It wouldn’t be so bad if this low point, or another just like it, didn’t roll round pretty much every day. Too much to do and not enough time to do it in.
Rachel drops her head into her hands, breathes deeply for a moment or two like she was taught at yoga the three times in her life she ever managed to actually make it to a yoga class, and prioritises her list. Then she leaves the office.
She makes the phone call from the car driving home. She manages to bring the call to an end just as she pulls up outside the Spar. She buys sausages – pale pink, flabby fingers, neither organic nor free range but the kids will love them – a bag of pasta, some tins of tomatoes, onions and a bag of frozen broccoli which they won’t love but will at least be one of their five a day. And a bottle of Oxford Landing Sauvignon Blanc, a very long way from being her favourite Sauvignon Blanc but nevertheless still wine.
She figures she can sew the badges on while the sausage pasta is cooking and that she’ll send the emails later that night after Jake and Nora are in bed.

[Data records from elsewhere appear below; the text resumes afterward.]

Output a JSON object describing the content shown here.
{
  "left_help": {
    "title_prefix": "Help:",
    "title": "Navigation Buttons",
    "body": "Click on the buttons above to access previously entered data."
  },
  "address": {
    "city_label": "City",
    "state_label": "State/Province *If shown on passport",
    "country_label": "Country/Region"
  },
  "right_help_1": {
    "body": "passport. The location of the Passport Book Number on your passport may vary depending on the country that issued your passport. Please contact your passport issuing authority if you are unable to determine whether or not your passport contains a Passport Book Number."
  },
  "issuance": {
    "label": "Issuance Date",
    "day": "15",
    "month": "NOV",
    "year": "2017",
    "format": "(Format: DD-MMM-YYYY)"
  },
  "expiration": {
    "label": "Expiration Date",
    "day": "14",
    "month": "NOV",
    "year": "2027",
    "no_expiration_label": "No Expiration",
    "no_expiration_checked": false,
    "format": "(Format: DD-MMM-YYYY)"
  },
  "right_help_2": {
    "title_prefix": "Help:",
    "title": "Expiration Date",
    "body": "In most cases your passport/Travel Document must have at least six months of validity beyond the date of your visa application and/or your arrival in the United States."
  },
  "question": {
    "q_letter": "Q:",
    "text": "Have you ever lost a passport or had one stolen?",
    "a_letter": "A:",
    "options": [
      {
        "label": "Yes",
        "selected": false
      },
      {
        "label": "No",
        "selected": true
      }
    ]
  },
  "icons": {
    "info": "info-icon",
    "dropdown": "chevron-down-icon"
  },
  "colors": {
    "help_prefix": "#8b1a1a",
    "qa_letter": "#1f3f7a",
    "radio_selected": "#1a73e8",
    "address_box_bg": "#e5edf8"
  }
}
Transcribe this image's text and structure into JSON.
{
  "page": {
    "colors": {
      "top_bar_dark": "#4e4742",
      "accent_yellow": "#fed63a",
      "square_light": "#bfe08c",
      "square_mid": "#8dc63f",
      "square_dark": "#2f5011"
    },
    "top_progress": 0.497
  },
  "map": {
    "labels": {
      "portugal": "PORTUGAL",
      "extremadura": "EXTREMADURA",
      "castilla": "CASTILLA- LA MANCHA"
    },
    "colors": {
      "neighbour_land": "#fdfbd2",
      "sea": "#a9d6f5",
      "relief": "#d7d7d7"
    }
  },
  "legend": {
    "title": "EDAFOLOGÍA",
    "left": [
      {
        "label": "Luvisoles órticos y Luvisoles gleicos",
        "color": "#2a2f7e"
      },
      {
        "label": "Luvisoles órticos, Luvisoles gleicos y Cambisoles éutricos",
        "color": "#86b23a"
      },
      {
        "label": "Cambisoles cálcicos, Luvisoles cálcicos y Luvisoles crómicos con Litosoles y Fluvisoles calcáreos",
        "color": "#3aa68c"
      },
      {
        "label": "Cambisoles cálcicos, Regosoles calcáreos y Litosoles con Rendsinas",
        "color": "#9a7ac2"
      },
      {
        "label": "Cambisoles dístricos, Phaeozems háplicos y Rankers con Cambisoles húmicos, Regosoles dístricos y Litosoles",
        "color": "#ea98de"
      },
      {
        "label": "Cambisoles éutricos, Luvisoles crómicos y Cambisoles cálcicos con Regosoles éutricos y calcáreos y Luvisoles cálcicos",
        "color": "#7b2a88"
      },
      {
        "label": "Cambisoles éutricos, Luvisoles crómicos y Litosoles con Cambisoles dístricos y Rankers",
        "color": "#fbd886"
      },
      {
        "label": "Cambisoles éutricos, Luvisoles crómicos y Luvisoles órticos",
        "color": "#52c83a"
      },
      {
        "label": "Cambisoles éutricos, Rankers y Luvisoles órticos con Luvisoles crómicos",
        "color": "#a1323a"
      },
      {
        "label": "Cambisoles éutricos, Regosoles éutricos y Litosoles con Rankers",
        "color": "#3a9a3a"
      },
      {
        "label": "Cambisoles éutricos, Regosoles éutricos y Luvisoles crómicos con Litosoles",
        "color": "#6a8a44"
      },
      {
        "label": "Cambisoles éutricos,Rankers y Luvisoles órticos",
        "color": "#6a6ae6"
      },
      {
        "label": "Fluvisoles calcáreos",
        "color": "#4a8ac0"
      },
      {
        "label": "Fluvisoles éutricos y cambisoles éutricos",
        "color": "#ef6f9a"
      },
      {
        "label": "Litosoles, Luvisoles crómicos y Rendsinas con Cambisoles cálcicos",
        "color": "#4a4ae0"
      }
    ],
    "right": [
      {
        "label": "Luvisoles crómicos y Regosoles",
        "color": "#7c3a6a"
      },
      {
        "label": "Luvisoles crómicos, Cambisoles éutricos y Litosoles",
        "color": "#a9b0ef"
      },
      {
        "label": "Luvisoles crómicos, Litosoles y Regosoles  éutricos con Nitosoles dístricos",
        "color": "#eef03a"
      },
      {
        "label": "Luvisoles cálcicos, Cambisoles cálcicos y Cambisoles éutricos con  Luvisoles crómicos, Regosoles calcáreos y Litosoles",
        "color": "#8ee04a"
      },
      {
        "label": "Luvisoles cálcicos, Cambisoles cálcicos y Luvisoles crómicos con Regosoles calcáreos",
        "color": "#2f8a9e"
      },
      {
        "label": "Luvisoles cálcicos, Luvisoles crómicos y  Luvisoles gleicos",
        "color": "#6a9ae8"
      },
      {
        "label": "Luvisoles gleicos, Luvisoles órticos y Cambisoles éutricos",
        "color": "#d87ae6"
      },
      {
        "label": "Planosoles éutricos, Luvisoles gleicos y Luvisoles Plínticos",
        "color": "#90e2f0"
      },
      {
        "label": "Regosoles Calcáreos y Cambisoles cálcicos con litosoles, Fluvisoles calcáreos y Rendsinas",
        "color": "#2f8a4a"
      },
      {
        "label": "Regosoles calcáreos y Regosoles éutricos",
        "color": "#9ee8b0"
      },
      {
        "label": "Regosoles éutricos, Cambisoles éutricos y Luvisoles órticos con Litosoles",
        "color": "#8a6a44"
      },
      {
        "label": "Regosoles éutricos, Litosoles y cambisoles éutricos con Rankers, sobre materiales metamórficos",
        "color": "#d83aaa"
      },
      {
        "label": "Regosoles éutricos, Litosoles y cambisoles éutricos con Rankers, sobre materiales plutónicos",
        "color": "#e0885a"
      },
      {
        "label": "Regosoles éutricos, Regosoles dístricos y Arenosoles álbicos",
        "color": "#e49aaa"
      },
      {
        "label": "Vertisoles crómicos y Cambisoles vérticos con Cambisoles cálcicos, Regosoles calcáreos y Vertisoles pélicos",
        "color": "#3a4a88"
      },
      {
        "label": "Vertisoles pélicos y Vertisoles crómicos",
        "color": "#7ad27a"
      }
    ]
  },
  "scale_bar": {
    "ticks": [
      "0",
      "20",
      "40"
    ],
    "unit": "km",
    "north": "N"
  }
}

With a glass of Sauvignon at her elbow.
She arrives home at 6pm precisely but it is not a clock watching Karen she finds sitting in her kitchen but her friend Jenny, whose son Daniel is in the same class as Nora at school. Jake is sat in his high chair and Jenny is feeding him yoghurt. Or more precisely letting Jake feed himself which means that most of the yoghurt is outside Jake not inside him.
“What’s happened? Is something wrong? Are the girls OK?”
“Keep your hair on lawyer lady. Nothing’s happened. Nora asked if Daniel could come round for his tea after school. I arrived five minutes ago to collect him. Karen asked me if I could watch Jake till you got home so she could get off a bit early and I said fine.”
Rachel’s shoulders descend from where they had shot up around her ears in fear.
“Thank goodness for that. Now excuse me I need to go to the loo. Not been all day today.”
When she emerges from the small toilet next to the kitchen, Jenny is laughing to herself.
“You pissed like a horse then Rachel. It’s not healthy keeping that in all day.”
Rachel blushes a little. “I had a busy day.”
“You have a busy day every day. Is that a bottle of wine you’ve got in that bag?
“Yes, do you want some? It’s not very cold.”
“Crack it open girl. You must have one of those icy straitjacket things for bottles in the freezer somewhere. Or some ice cubes?” Jenny is already reaching in the cupboard for a couple of wine glasses.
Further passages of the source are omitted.